An understanding of causal relations between diet and health is hindered by the lack of robust biological markers of food exposure (1). The rapid development of metabolomics technology offers opportunity for the identification of urine biomarkers for the intake of a range of foods of high public health importance (2), (3) . Using high mass resolution mass spectrometry and machine learning data analysis, we have discovered potential urinary biomarkers in controlled clinical studies with a range of analytical techniques (2) . To have utility for population monitoring, we aim to validate biomarker performance in free-living individuals using urine samples collected in the home with a minimal impact on normal daily activities.

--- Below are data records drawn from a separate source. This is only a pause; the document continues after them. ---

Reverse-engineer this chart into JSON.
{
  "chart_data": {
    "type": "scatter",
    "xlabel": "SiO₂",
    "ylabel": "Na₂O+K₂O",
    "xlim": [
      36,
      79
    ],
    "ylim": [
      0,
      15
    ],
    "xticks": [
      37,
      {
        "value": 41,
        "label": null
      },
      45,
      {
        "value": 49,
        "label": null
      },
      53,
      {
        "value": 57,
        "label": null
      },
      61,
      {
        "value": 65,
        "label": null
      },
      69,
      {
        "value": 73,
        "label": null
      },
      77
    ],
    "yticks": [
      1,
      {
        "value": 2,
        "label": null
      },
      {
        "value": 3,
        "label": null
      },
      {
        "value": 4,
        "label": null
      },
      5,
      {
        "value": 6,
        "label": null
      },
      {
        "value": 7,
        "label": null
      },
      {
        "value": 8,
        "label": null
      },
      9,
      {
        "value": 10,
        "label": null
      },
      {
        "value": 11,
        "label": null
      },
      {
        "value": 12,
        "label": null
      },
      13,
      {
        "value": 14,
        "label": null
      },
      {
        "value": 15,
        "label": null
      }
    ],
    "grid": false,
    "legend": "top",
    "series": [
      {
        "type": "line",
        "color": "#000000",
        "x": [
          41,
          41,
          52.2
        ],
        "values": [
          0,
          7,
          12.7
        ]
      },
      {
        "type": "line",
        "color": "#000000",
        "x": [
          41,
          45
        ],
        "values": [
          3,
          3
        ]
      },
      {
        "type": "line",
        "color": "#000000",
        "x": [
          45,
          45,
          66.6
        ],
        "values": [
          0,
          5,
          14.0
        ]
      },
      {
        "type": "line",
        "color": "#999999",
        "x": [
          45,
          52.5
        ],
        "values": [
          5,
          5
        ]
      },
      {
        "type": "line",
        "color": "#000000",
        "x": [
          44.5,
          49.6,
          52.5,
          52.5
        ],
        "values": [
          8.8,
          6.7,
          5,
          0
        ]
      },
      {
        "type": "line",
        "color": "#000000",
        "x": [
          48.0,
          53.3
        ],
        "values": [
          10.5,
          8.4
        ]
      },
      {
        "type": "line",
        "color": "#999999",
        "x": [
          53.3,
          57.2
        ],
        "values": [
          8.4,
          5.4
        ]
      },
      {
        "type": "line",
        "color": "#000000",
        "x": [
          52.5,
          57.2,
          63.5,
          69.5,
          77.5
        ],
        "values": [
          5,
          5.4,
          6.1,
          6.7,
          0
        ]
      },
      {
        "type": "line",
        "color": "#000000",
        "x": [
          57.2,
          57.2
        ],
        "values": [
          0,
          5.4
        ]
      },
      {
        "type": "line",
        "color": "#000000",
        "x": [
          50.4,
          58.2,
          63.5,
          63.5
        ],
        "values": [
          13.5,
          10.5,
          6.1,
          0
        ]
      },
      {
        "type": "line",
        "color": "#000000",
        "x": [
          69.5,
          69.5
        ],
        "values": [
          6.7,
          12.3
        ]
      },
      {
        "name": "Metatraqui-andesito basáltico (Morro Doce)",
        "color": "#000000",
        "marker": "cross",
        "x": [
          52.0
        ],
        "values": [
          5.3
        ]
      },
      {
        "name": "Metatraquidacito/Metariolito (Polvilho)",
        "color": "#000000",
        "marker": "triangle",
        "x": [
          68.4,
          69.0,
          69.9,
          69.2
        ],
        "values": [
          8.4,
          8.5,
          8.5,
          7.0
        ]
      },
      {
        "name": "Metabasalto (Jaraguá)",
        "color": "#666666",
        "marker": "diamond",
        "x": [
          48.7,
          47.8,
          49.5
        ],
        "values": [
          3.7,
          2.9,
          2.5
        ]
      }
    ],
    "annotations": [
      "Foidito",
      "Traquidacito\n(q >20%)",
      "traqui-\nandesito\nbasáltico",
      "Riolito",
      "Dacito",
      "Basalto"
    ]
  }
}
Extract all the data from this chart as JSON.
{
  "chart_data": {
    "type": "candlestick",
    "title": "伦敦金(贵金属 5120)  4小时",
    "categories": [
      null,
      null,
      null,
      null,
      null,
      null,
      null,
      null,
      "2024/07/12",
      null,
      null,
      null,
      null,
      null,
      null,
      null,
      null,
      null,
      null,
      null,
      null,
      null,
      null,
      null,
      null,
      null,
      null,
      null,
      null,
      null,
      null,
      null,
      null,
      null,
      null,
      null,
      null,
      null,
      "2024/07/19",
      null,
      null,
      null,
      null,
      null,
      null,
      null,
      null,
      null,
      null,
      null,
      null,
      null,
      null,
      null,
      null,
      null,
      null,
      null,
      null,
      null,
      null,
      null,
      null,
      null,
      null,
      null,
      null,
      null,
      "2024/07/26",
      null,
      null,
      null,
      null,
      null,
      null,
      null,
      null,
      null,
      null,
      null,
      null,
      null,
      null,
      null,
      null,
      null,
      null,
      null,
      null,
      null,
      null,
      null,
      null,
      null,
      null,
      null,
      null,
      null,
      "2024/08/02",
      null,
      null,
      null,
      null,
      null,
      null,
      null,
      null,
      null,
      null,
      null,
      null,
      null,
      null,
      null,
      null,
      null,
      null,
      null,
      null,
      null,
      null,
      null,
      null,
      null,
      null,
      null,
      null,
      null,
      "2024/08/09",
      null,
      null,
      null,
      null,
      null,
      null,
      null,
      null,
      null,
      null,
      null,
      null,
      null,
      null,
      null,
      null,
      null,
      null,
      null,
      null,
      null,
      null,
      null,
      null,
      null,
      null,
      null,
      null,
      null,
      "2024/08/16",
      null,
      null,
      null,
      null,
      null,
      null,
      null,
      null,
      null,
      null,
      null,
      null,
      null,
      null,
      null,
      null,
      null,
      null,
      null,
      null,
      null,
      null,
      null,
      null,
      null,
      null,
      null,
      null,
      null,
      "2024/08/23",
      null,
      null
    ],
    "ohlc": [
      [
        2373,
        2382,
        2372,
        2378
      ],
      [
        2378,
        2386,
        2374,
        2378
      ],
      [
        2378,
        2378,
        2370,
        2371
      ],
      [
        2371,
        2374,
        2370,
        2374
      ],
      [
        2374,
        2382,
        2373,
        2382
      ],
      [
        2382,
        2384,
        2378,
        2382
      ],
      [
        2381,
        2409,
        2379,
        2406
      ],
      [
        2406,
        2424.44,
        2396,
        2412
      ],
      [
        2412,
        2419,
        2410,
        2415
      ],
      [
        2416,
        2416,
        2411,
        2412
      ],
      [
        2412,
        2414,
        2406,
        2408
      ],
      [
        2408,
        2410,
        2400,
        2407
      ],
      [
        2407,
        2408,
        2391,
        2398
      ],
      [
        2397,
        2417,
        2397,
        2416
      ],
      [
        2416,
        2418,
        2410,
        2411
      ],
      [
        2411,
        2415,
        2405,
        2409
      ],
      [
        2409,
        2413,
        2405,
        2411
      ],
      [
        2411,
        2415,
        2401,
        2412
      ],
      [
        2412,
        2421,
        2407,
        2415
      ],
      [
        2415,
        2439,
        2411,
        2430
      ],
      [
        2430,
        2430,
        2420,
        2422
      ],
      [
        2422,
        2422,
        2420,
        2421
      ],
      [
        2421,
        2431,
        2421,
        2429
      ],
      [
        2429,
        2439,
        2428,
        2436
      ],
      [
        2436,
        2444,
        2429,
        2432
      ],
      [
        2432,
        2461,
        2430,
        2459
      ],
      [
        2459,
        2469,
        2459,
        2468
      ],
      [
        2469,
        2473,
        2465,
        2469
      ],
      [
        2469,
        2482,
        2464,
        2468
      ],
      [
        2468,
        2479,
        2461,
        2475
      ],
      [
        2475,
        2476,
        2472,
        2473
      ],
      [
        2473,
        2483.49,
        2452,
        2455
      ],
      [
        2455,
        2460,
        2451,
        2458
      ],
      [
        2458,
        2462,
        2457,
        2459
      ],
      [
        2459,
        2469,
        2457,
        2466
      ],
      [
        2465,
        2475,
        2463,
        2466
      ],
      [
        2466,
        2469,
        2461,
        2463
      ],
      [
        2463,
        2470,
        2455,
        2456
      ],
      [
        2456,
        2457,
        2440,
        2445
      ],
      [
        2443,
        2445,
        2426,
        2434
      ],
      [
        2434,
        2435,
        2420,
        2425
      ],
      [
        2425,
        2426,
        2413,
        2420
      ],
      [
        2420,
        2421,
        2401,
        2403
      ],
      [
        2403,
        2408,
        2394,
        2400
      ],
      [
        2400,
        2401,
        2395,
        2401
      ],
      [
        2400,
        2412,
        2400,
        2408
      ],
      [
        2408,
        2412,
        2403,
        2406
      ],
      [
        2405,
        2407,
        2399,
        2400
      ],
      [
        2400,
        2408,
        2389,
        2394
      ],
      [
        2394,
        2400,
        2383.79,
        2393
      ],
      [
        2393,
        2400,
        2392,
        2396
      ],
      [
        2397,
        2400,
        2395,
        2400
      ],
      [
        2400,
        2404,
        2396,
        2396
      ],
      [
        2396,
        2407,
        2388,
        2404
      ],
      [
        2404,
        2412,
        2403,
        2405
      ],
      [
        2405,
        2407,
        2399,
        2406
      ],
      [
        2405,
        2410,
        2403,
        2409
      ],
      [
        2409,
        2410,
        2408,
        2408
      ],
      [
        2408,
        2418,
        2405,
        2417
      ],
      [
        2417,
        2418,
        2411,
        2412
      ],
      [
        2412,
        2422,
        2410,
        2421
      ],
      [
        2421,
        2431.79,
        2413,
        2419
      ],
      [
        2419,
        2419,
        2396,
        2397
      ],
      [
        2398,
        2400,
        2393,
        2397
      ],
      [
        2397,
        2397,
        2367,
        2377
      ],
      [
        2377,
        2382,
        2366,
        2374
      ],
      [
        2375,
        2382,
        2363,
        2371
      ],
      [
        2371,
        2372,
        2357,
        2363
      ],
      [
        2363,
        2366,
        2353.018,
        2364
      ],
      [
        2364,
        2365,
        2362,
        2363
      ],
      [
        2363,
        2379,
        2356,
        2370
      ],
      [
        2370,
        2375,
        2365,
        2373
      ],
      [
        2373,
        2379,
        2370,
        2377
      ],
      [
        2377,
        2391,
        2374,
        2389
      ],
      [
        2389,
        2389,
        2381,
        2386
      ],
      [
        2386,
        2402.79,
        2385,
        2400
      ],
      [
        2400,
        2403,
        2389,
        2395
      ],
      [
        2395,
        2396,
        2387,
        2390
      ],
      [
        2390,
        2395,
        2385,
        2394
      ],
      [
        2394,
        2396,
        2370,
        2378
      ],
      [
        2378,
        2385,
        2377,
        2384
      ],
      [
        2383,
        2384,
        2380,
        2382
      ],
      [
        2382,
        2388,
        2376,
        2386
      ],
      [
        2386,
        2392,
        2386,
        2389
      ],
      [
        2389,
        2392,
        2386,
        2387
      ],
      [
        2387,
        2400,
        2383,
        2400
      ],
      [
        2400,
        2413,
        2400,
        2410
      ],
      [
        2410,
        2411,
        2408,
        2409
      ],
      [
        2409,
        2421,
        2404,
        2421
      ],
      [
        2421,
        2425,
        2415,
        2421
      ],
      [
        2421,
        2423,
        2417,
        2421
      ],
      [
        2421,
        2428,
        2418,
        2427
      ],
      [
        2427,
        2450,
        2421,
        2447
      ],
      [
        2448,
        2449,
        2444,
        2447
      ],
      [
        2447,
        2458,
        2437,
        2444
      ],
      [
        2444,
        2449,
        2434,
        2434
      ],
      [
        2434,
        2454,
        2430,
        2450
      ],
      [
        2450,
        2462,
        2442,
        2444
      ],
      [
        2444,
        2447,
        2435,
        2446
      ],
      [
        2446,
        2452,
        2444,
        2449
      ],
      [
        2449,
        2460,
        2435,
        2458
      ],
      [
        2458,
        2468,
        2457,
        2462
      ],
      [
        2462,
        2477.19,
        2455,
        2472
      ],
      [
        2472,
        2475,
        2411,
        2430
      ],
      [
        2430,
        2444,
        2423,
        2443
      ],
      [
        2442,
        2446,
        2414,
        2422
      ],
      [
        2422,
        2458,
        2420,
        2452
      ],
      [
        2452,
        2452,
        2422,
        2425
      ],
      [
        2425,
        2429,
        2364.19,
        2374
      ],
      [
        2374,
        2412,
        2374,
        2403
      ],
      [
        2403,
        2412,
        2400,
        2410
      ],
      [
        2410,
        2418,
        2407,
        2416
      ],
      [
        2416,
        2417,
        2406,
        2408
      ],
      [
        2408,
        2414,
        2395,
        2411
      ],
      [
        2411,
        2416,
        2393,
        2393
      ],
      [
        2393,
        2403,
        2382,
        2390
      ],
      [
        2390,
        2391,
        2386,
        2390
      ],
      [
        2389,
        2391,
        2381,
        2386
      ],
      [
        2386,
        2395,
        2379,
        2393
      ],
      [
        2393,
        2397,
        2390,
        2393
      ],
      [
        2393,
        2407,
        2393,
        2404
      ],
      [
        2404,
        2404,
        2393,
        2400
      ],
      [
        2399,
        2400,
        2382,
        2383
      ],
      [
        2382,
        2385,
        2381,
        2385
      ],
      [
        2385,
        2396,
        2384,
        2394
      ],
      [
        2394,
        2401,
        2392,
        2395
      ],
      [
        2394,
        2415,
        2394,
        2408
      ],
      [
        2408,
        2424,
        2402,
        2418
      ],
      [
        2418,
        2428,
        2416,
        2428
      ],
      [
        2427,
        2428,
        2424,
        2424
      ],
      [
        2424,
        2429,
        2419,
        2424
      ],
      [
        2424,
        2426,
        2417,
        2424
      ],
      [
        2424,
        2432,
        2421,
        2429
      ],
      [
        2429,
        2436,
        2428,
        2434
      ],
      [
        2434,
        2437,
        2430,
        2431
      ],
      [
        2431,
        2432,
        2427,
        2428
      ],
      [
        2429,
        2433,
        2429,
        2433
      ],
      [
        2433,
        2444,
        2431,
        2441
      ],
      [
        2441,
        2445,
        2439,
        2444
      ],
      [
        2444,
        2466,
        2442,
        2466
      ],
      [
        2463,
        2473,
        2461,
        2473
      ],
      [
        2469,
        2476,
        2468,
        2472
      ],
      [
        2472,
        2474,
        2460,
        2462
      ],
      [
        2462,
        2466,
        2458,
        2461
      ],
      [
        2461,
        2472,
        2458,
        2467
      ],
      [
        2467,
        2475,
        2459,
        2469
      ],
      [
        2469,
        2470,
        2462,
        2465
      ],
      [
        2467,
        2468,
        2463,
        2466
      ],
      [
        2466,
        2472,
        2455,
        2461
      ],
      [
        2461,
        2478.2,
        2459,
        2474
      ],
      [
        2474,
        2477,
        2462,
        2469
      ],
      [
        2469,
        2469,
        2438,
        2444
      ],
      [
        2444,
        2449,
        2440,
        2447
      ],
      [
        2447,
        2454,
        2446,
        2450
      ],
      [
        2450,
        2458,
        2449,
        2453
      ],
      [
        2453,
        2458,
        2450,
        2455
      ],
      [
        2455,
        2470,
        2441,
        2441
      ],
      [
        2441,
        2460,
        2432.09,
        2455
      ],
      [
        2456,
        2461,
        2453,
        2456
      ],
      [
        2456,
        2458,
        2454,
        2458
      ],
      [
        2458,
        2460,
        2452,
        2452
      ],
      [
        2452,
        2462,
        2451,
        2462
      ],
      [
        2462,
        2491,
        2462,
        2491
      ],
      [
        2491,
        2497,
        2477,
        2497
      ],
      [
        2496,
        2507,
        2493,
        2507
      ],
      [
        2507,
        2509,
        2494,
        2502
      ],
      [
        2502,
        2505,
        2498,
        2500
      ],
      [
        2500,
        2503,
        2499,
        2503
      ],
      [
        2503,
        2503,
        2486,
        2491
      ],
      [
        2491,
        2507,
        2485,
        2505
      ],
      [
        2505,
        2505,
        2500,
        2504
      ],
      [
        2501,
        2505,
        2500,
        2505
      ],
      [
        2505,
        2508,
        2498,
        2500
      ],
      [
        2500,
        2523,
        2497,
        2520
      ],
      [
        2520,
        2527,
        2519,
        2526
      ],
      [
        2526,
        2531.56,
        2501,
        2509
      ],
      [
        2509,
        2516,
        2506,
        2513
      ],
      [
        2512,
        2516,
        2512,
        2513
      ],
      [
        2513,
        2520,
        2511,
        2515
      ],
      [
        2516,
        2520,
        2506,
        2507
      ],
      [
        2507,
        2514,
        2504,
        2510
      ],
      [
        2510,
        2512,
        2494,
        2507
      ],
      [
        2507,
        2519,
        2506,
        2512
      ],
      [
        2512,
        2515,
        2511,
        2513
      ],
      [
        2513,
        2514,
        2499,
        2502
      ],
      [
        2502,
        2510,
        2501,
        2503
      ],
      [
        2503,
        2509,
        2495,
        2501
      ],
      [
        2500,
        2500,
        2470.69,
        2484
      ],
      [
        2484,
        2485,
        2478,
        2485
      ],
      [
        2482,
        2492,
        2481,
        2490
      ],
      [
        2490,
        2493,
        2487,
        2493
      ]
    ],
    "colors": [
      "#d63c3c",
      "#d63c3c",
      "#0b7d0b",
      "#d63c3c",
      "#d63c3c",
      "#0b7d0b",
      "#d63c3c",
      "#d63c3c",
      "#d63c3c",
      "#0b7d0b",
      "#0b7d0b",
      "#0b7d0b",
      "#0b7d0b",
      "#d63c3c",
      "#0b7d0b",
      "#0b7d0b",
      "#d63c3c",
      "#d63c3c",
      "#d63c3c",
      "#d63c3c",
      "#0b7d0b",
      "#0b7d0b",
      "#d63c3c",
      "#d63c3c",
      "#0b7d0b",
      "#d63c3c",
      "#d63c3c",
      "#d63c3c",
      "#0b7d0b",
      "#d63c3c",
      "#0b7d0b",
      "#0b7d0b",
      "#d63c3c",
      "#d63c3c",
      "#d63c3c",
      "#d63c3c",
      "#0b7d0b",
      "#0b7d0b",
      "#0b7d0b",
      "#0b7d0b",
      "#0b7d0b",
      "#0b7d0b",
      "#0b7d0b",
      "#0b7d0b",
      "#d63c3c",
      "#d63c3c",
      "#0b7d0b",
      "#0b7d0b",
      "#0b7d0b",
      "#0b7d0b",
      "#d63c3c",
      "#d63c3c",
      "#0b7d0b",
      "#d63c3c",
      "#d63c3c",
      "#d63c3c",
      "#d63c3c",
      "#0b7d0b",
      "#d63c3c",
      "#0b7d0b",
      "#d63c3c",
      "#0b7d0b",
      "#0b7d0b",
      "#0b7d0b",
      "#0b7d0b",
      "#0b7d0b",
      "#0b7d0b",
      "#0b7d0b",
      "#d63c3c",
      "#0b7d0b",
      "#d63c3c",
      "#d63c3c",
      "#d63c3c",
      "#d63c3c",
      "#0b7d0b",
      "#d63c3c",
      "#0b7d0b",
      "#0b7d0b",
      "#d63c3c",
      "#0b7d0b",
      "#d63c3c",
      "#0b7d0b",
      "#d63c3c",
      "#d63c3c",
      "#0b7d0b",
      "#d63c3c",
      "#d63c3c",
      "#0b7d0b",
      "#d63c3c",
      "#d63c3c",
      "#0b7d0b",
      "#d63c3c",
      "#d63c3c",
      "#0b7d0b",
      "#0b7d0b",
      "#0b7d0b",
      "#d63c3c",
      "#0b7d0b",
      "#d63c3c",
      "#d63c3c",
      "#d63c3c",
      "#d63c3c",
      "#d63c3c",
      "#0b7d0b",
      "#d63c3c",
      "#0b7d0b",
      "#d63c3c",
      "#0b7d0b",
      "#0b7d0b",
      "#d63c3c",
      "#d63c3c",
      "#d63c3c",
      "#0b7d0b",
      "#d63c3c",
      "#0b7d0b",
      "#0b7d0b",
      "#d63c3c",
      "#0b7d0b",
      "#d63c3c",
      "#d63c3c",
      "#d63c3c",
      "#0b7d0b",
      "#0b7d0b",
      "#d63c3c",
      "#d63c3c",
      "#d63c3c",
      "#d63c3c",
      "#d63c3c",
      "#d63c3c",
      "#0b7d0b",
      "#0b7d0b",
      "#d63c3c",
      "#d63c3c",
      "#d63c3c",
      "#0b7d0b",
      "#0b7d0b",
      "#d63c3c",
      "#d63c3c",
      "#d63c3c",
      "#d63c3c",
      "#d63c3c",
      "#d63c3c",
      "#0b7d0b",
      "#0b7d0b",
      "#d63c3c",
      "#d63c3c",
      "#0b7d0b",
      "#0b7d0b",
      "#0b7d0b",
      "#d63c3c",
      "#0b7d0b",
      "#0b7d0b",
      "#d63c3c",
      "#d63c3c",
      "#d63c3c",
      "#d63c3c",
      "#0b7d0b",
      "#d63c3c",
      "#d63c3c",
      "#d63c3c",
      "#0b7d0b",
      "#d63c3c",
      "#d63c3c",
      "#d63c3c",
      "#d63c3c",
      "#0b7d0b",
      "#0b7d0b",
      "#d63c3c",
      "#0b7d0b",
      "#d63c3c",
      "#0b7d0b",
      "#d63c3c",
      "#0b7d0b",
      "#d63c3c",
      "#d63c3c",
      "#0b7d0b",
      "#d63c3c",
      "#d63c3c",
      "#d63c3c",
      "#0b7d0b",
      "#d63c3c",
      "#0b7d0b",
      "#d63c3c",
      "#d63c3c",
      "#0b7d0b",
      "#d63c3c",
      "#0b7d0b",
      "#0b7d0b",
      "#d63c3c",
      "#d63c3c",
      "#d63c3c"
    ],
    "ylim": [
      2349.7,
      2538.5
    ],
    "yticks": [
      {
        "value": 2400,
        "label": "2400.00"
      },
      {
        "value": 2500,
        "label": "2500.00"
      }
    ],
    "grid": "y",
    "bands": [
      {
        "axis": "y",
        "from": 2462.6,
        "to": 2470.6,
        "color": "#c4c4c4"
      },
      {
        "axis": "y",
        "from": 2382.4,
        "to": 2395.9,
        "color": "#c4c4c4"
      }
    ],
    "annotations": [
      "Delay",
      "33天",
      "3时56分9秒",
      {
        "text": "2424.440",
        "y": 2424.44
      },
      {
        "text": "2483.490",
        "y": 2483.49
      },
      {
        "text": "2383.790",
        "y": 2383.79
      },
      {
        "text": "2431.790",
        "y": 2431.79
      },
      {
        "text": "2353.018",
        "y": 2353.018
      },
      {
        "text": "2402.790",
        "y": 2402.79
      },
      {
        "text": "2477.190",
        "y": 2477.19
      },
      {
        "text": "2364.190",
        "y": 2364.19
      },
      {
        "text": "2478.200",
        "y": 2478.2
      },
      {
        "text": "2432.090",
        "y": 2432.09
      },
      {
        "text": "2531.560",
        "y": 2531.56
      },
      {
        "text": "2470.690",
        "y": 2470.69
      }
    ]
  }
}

Two complementary multiple reaction monitoring (MRM) routines using triple quadrupole mass spectrometry (QQQ-MS) have been developed to quantify concurrently dietary exposure biomarkers of more than 20 foods of high public health importance in the UK. MRM quantification of metabolite levels in spot urines collected either before bed time or a first morning void identified a sub-set of potential biomarkers that demonstrated robust linkage with reported dietary intake (examples in Table 1). Figure 1
demonstrates the ability of selected biomarkers to report exposure in relation to muscle meat intake from lunch time to bedtime (Beefburger; 106gm, Chicken breast; 130gm; Processed Ham; 40·5 gm) in 6 free-living individuals. Anserine was strongly, and specifically, associated with poultry intake, whilst the urinary outputs of 3-methyl histidine and carnosine reflect striated muscle intake,
with levels substantially reduced when meals contain lower quality, and processed, meats with reduced levels of striated muscle content.